Bienestar

Prevención para una correcta higiene bucal

Prevención para una correcta higiene bucal


La prevención es la herramienta más eficaz, económica y la de mayor alcance con la que se cuenta para evitar caries y enfermedades periodontales. El objetivo primordial de una correcta y habitual higiene es el control de la placa microbiana, o lo que en un lenguaje popular conocemos como sarro. Estar consiente de esto, genera en el paciente una motivación adicional y será un pilar fundamental de una salud bucal ideal.

La higiene oral viene acompañada de dos pasos esenciales para que esta se mantenga, que como lo es el cepillado dental y la limpieza interdentaria.

Con el uso del cepillado como parte de la higiene oral se logra el control mecánico de la placa microbiana interfiriendo en su formación y desarrollo. El cepillado dental junto a la utilización de cremas dentales fluorados representa el método de higiene más difundido y habitual.

La duración aproximada del cepillado para lograr una correcta higiene es de tres minutos, no es necesario enjaguarnos o mojar el cepillo con agua antes de ser llevado a la boca. Es recomendado que cambiemos nuestro cepillo dental cada tres meses, o en su defecto cuando ya las cerdas estén deterioradas.

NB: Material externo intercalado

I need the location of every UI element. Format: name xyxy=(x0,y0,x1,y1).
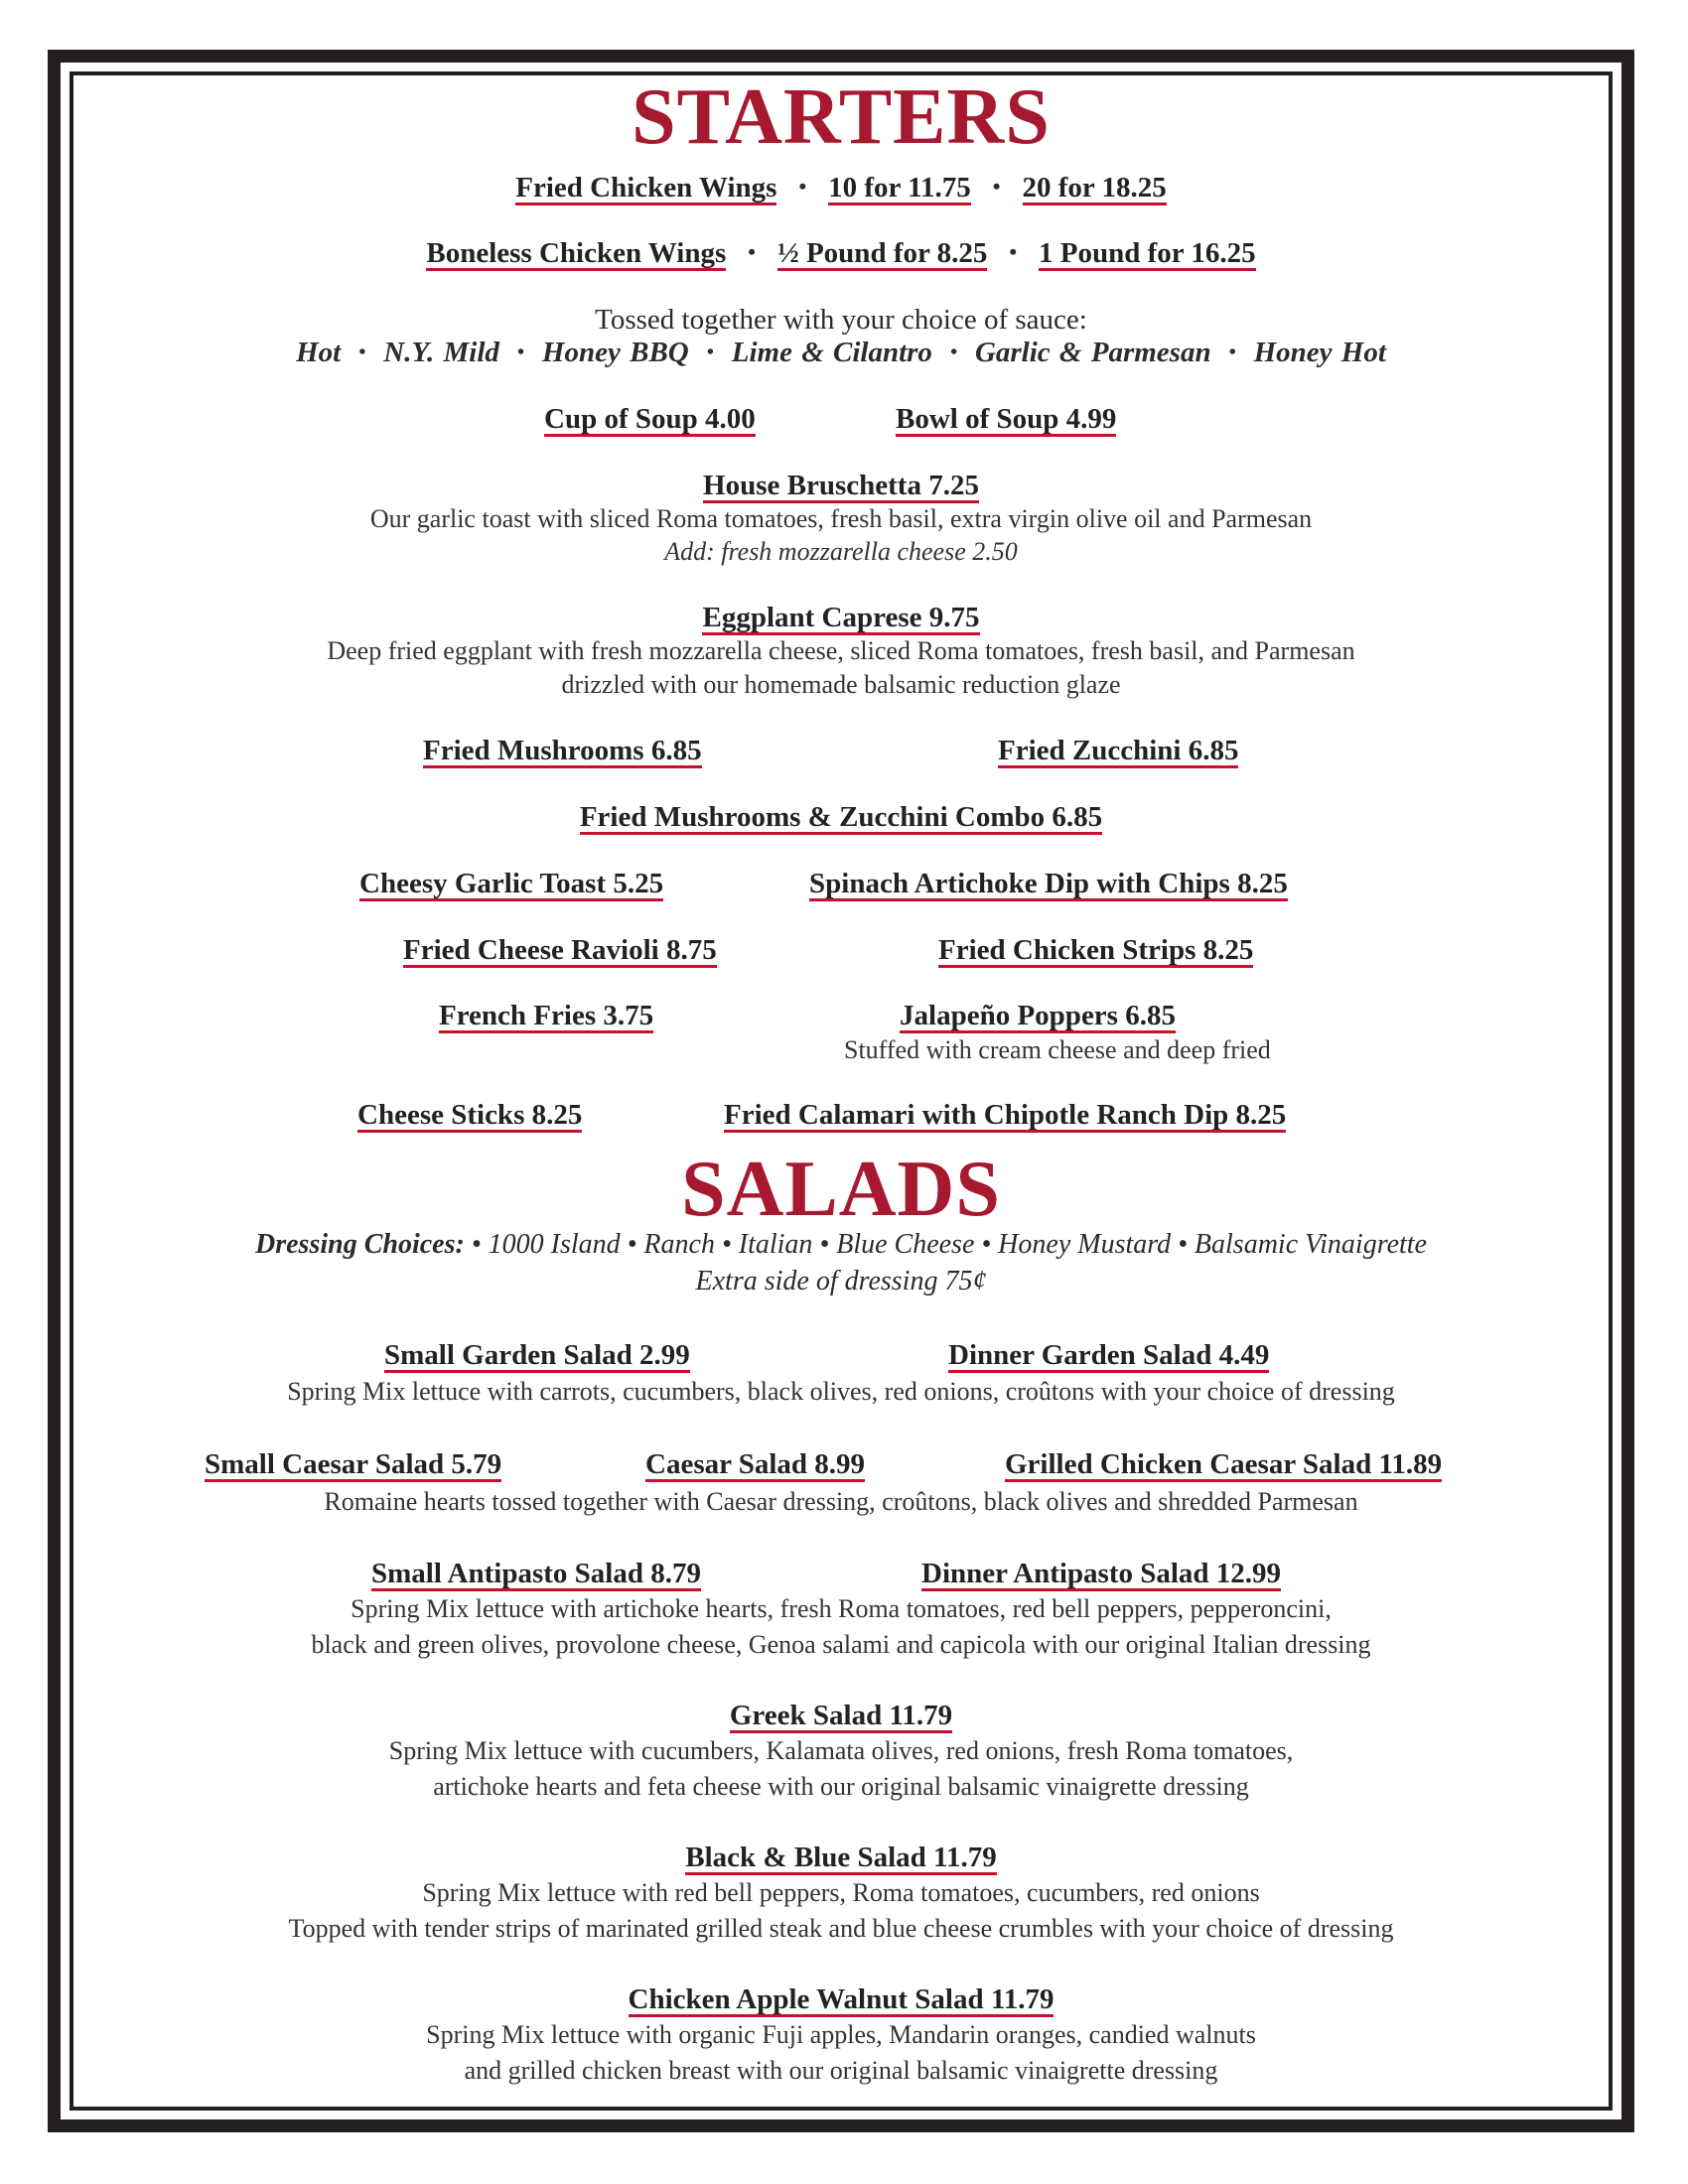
eggplant-desc-2: drizzled with our homemade balsamic reduction glaze xyxy=(561,670,1121,699)
bullet: • xyxy=(1009,239,1018,264)
menu-border-inner xyxy=(70,71,1613,2111)
boneless-opt2: 1 Pound for 16.25 xyxy=(1039,237,1256,269)
greek-wrap xyxy=(73,1699,1609,1733)
garden-desc: Spring Mix lettuce with carrots, cucumbers, black olives, red onions, croûtons with your choice of dressing xyxy=(287,1377,1395,1406)
cup-soup: Cup of Soup 4.00 xyxy=(544,403,756,435)
chicken-strips-wrap xyxy=(938,933,1253,968)
ravioli-wrap xyxy=(403,933,717,968)
small-garden-wrap xyxy=(384,1338,690,1373)
calamari-wrap xyxy=(724,1098,1286,1133)
small-caesar: Small Caesar Salad 5.79 xyxy=(205,1448,502,1480)
bullet: • xyxy=(798,174,807,199)
boneless-opt1: ½ Pound for 8.25 xyxy=(776,237,988,269)
fried-zucchini-wrap xyxy=(998,734,1238,768)
small-garden: Small Garden Salad 2.99 xyxy=(384,1339,690,1371)
jalapeno-title: Jalapeño Poppers 6.85 xyxy=(900,1000,1176,1031)
bruschetta-add: Add: fresh mozzarella cheese 2.50 xyxy=(664,537,1018,566)
bullet: • xyxy=(706,341,714,363)
antipasto-desc-2: black and green olives, provolone cheese, Genoa salami and capicola with our original Italian dressing xyxy=(311,1630,1371,1659)
wings-opt1: 10 for 11.75 xyxy=(828,172,971,204)
bruschetta-desc: Our garlic toast with sliced Roma tomatoes, fresh basil, extra virgin olive oil and Parmesan xyxy=(369,504,1313,533)
fried-mushrooms-wrap xyxy=(423,734,702,768)
cheese-sticks-wrap xyxy=(357,1098,582,1133)
bullet: • xyxy=(949,341,957,363)
bruschetta-title-wrap xyxy=(73,469,1609,503)
jalapeno-block xyxy=(844,999,1271,1067)
garlic-toast: Cheesy Garlic Toast 5.25 xyxy=(359,868,664,899)
dressing-choices xyxy=(73,1228,1609,1262)
antipasto-desc-1: Spring Mix lettuce with artichoke hearts, fresh Roma tomatoes, red bell peppers, pepperoncini, xyxy=(351,1594,1332,1623)
eggplant-title: Eggplant Caprese 9.75 xyxy=(702,602,980,633)
eggplant-title-wrap xyxy=(73,601,1609,635)
grilled-caesar: Grilled Chicken Caesar Salad 11.89 xyxy=(1005,1448,1443,1480)
black-blue-desc-1: Spring Mix lettuce with red bell peppers, Roma tomatoes, cucumbers, red onions xyxy=(422,1878,1260,1907)
french-fries: French Fries 3.75 xyxy=(439,1000,654,1031)
dinner-garden-wrap xyxy=(948,1338,1269,1373)
small-antipasto-wrap xyxy=(371,1557,701,1591)
dinner-antipasto-wrap xyxy=(921,1557,1281,1591)
dressing-label: Dressing Choices: xyxy=(255,1229,465,1260)
salads-heading-wrap xyxy=(73,1146,1609,1233)
black-blue-wrap xyxy=(73,1841,1609,1875)
greek-desc-2: artichoke hearts and feta cheese with our original balsamic vinaigrette dressing xyxy=(433,1772,1249,1801)
wings-opt2: 20 for 18.25 xyxy=(1022,172,1167,204)
chicken-apple: Chicken Apple Walnut Salad 11.79 xyxy=(628,1983,1055,2015)
chicken-apple-desc-2: and grilled chicken breast with our original balsamic vinaigrette dressing xyxy=(464,2056,1218,2085)
greek-desc-1: Spring Mix lettuce with cucumbers, Kalamata olives, red onions, fresh Roma tomatoes, xyxy=(388,1736,1294,1765)
sauce-item: Lime & Cilantro xyxy=(731,337,932,368)
sauce-item: N.Y. Mild xyxy=(383,337,499,368)
jalapeno-desc: Stuffed with cream cheese and deep fried xyxy=(844,1035,1271,1064)
sauce-item: Garlic & Parmesan xyxy=(974,337,1211,368)
spinach-dip: Spinach Artichoke Dip with Chips 8.25 xyxy=(809,868,1288,899)
boneless-name: Boneless Chicken Wings xyxy=(426,237,727,269)
starters-heading: STARTERS xyxy=(632,73,1051,161)
chicken-apple-wrap xyxy=(73,1982,1609,2017)
caesar-wrap xyxy=(645,1447,865,1482)
greek: Greek Salad 11.79 xyxy=(729,1700,953,1731)
bullet: • xyxy=(992,174,1001,199)
dressing-list: • 1000 Island • Ranch • Italian • Blue Cheese • Honey Mustard • Balsamic Vinaigrette xyxy=(464,1229,1427,1260)
black-blue-desc-2: Topped with tender strips of marinated grilled steak and blue cheese crumbles with your choice of dressing xyxy=(288,1914,1394,1943)
black-blue: Black & Blue Salad 11.79 xyxy=(685,1842,997,1873)
wings-row xyxy=(73,171,1609,206)
grilled-caesar-wrap xyxy=(1005,1447,1442,1482)
chicken-strips: Fried Chicken Strips 8.25 xyxy=(938,934,1254,966)
salads-heading: SALADS xyxy=(681,1146,1001,1233)
small-caesar-wrap xyxy=(205,1447,501,1482)
wings-name: Fried Chicken Wings xyxy=(515,172,777,204)
chicken-apple-desc-1: Spring Mix lettuce with organic Fuji apples, Mandarin oranges, candied walnuts xyxy=(426,2020,1256,2049)
fried-zucchini: Fried Zucchini 6.85 xyxy=(998,735,1239,766)
garlic-toast-wrap xyxy=(359,867,663,901)
bullet: • xyxy=(748,239,756,264)
sauce-list xyxy=(73,336,1609,372)
eggplant-desc-1: Deep fried eggplant with fresh mozzarella cheese, sliced Roma tomatoes, fresh basil, and Parmesan xyxy=(327,636,1355,665)
sauce-intro: Tossed together with your choice of sauce: xyxy=(595,304,1087,336)
starters-heading-wrap xyxy=(73,73,1609,161)
boneless-row xyxy=(73,236,1609,272)
bullet: • xyxy=(516,341,524,363)
sauce-item: Honey BBQ xyxy=(541,337,689,368)
dinner-antipasto: Dinner Antipasto Salad 12.99 xyxy=(921,1558,1282,1589)
bullet: • xyxy=(1228,341,1236,363)
caesar-desc: Romaine hearts tossed together with Caesar dressing, croûtons, black olives and shredded Parmesan xyxy=(324,1487,1358,1516)
ravioli: Fried Cheese Ravioli 8.75 xyxy=(403,934,717,966)
combo-wrap xyxy=(73,800,1609,835)
fried-mushrooms: Fried Mushrooms 6.85 xyxy=(423,735,702,766)
sauce-item: Honey Hot xyxy=(1253,337,1386,368)
calamari: Fried Calamari with Chipotle Ranch Dip 8.25 xyxy=(724,1099,1287,1131)
cup-soup-wrap xyxy=(544,402,756,437)
french-fries-wrap xyxy=(439,999,653,1033)
bowl-soup-wrap xyxy=(896,402,1116,437)
sauce-item: Hot xyxy=(296,337,342,368)
combo: Fried Mushrooms & Zucchini Combo 6.85 xyxy=(579,801,1103,833)
cheese-sticks: Cheese Sticks 8.25 xyxy=(357,1099,583,1131)
dinner-garden: Dinner Garden Salad 4.49 xyxy=(948,1339,1270,1371)
bruschetta-title: House Bruschetta 7.25 xyxy=(703,470,979,501)
bullet: • xyxy=(358,341,366,363)
extra-dressing: Extra side of dressing 75¢ xyxy=(695,1266,987,1297)
caesar: Caesar Salad 8.99 xyxy=(645,1448,866,1480)
small-antipasto: Small Antipasto Salad 8.79 xyxy=(371,1558,701,1589)
bowl-soup: Bowl of Soup 4.99 xyxy=(896,403,1117,435)
spinach-dip-wrap xyxy=(809,867,1288,901)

Es importante hacerles hincapié en el cepillado nocturno, ya que durante el sueño se ha registrado poco movimiento de los músculos de mejillas, labios y sobre todo lengua disminuyendo su actividad, la producción de saliva y fluidos gingivales que ayudan a combatir la placa bacteriana; y seguir habitualmente con el hábito del cepillado después de cada comida.

La limpieza interdentaria o uso de hilo dental es esencial para mantener una buena higiene oral, ya que con el solo cepillado no eliminamos todos los gérmenes de la cavidad oral. Es preferible el uso del hilo dental antes del cepillado por lo menos una vez al día. El hilo dental se debe comenzar a utilizar a partir de los 6-9 años, dependiendo de cada niño en particular, según su maduración psicomotriz.

La limpieza de los dientes debe comenzar con la erupción del primer diente y continuar durante toda la vida.